Plant Something
I have tried this so many times. Growing things - flowers, vegetables, herbs. And I am trying again this year.
Pictures pop up in my social media feeds of my former attempts. A small tomato plant on my office desk near a window just before Covid stopped everything. Too Shady. A row of herbs on my kitchen windowsill back in 2016. Over-watered? Under-watered? Still not sure.
Now I’m back in the nursery, rubbing basil leaves between my fingers and smelling its sweetness begging to be mixed with tomatoes and mozzarella. Looking at all the colors of petunias: red, pink, purple, yellow, striped. Hearing the breeze blow through the rows and rows of small Japanese maple trees.
All this reminds me of childhood. Early in the spring, when it was still chilly at night, my father would gather us kids for flower planting. He’d picked out a few types. I remember marigolds, zinnias, and portulacas. He poured soil into tin foil containers. We made holes with our tiny fingers and carefully drop in the seeds. Then they would sit on the windowsill, carefully watered and watched. Until one day miniscule shoots and leaves popped up.
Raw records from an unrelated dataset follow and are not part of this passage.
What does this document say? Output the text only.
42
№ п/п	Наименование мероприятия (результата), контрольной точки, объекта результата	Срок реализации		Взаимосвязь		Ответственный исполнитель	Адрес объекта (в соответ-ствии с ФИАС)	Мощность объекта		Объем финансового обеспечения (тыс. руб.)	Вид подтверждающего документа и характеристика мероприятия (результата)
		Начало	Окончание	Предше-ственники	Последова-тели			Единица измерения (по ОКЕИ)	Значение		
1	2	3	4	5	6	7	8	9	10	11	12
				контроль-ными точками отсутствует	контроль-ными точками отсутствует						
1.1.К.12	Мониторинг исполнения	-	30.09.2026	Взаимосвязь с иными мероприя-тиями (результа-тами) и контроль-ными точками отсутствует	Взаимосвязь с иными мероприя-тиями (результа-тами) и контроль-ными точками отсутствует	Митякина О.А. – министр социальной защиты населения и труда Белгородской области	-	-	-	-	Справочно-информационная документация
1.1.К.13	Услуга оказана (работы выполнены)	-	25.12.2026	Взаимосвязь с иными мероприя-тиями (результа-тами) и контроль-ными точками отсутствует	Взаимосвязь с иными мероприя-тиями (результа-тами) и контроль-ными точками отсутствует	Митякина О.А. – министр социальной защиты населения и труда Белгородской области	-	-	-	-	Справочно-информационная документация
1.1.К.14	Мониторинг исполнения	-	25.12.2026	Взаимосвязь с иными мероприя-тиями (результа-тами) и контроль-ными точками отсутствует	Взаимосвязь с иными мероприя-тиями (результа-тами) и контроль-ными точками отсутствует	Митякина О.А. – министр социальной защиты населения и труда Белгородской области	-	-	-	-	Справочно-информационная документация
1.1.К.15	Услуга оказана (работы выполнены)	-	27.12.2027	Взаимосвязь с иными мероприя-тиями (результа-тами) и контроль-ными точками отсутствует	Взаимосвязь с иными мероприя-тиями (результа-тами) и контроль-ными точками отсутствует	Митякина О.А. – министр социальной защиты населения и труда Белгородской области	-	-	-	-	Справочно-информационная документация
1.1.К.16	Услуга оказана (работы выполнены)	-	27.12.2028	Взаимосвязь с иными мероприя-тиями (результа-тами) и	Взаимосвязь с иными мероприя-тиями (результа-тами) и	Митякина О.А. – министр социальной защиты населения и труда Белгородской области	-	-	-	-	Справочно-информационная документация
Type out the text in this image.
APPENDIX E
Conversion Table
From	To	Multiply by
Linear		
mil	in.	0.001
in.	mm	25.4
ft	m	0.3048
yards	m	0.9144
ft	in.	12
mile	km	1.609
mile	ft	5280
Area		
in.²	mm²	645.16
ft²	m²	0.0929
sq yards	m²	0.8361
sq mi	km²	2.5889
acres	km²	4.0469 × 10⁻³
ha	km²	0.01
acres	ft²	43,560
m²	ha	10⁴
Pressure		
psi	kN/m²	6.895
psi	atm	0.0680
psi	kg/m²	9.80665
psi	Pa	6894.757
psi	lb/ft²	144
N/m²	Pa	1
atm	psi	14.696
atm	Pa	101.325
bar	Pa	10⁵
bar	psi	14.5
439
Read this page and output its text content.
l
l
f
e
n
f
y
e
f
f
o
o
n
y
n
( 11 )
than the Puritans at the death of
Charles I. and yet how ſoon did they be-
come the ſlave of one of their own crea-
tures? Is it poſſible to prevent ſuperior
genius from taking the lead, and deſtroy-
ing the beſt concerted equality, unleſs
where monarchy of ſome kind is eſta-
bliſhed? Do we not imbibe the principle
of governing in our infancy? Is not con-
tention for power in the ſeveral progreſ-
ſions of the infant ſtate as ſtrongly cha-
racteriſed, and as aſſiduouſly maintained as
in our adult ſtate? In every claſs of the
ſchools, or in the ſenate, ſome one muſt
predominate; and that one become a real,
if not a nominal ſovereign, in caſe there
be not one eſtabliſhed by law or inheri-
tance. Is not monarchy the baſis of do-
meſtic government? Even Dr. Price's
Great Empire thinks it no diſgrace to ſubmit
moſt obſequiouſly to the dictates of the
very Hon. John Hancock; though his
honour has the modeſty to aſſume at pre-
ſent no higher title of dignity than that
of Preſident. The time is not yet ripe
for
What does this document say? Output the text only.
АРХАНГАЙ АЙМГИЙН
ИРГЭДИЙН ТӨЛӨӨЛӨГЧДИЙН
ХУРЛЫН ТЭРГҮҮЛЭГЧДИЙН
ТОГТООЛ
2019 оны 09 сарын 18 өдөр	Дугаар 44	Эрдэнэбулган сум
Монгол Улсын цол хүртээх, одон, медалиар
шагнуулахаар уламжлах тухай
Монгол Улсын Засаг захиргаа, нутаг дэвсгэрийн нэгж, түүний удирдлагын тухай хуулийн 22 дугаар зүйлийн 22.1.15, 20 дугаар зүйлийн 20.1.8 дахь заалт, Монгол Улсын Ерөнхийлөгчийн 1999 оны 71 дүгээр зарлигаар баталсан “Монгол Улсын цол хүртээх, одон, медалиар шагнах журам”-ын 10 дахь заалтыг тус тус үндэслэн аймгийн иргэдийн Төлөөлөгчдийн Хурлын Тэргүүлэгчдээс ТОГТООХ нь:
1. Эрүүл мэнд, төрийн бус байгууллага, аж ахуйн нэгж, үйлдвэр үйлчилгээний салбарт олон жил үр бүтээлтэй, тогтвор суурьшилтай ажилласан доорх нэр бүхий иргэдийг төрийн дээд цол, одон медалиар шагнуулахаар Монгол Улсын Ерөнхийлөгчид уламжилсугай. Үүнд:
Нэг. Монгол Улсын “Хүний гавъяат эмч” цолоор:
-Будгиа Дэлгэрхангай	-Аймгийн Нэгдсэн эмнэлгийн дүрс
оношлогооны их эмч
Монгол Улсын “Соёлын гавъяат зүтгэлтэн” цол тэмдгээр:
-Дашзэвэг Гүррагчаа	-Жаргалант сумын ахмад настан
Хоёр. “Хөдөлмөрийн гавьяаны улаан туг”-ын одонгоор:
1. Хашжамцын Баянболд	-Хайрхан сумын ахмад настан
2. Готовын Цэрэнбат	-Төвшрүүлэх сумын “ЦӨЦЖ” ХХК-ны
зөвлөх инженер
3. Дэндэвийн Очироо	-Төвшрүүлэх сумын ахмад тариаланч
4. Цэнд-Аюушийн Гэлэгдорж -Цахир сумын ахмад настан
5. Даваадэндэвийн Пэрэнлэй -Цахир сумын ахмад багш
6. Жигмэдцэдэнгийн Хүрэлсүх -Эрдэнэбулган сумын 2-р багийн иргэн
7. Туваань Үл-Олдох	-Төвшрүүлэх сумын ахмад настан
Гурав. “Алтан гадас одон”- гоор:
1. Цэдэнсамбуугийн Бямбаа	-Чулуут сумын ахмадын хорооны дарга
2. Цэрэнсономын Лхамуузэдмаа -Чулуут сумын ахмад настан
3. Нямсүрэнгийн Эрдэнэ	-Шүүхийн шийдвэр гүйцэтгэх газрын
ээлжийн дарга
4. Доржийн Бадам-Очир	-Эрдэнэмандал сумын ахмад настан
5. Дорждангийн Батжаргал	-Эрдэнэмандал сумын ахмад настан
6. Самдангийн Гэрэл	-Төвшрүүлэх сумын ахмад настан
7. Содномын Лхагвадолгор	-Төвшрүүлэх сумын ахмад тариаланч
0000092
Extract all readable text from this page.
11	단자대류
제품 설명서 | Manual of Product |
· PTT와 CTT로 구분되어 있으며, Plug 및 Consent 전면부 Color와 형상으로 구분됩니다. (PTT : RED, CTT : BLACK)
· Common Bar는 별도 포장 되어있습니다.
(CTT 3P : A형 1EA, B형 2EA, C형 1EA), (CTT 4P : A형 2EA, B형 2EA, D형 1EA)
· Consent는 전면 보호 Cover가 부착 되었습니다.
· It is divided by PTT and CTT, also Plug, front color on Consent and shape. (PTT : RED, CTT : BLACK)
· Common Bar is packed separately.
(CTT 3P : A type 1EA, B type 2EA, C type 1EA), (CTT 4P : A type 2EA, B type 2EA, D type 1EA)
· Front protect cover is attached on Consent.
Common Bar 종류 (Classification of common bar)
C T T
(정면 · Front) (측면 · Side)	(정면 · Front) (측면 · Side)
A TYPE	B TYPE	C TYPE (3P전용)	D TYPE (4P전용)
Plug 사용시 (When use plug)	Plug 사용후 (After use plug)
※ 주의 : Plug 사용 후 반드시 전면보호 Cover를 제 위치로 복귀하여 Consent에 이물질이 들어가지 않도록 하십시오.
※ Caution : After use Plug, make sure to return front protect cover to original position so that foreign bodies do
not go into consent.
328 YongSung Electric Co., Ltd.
This was miraculous for us city children. And when it was finally warm enough, we transferred the little, green beings into the flower boxes on the terrace, seventeen stories up from the Manhattan streets. Every summer we had a small green Eden.
But I do not have my father’s green thumb. I kill plants – a lot. Even cactuses.
Carl is the master gardener. I just watch him and take lots of mental notes. Last spring, while we were still in the moving-in stage of our new house, we got a basil plant and it did live and produce pesto-y leaves all summer.
Now Carl has built me a raised herb bed out of a large dresser drawer. And in it are parsley, sage, rosemary, and thyme. There is also some cilantro, oregano and two kinds of basil. Nearby are two other raised beds, empty right now. We will be purchasing some tomato plants this weekend. We already started our cucumbers from seeds. We also started corn. I’m not sure how that will grow.
Gardening is definitely good for our health. The Mayo Clinic says so. It reduces stress and anxiety. And having a structured routine – aka watering and weeding – has been linked to improved mental health. And how wonderful it is to spend time out in the fresh air and sunshine. There are more than seventy million household gardens in this country.
But why do I do it? I am, after all, the Black Thumb, Bringer of Death. I was reading some articles on gardening inspiration when I came across a quote by poet Mary Sarton. “A garden is always a series of losses set against a few triumphs, like life itself.”
And that made sense to me. Life is hard with lots of losses. At the risk of mixing my metaphors, look at baseball. When a player has a batting average of 300 or more, he is having an amazing season. That still means he is failing seven out of every ten times he’s at bat. That’s a lot more losses than wins. Ah, but sometimes he hits one up into the bleachers. He runs the bases all the way to home amid deafening cheers.
There are home runs in our lives too. First kisses. New jobs. new homes. They don’t happen by accident. They are the result of planting seeds in our life and nurturing seedlings. There are definitely fewer shoots than seeds. And fewer flowers too. But eventually there are flowers.
The ancient Roman poet Ovid described the festival of Floralia which honored the flower/fertility goddess Flora. The celebrants dressed in bright colors, drank alcohol, and released rabbits because they are, well, very fertile.
Hoping this new garden will be a green triumph set against my many agricultural losses, I will don an orange tee shirt, drink a beer and NOT release by pet rabbit Chester Bunnington. It wouldn’t help, he’s no longer fertile. I’ll bury a symbolic paper bunny under the herbs and recite two lines from Charlotte Smith’s 18th century poem “Flora.”
Flora descends, to dress the expecting earth,
Awake the germs, and call the buds to birth.
How are you dressing the earth? What buds do you want to call to birth? I want to hear all about your plans to grow something! Anything!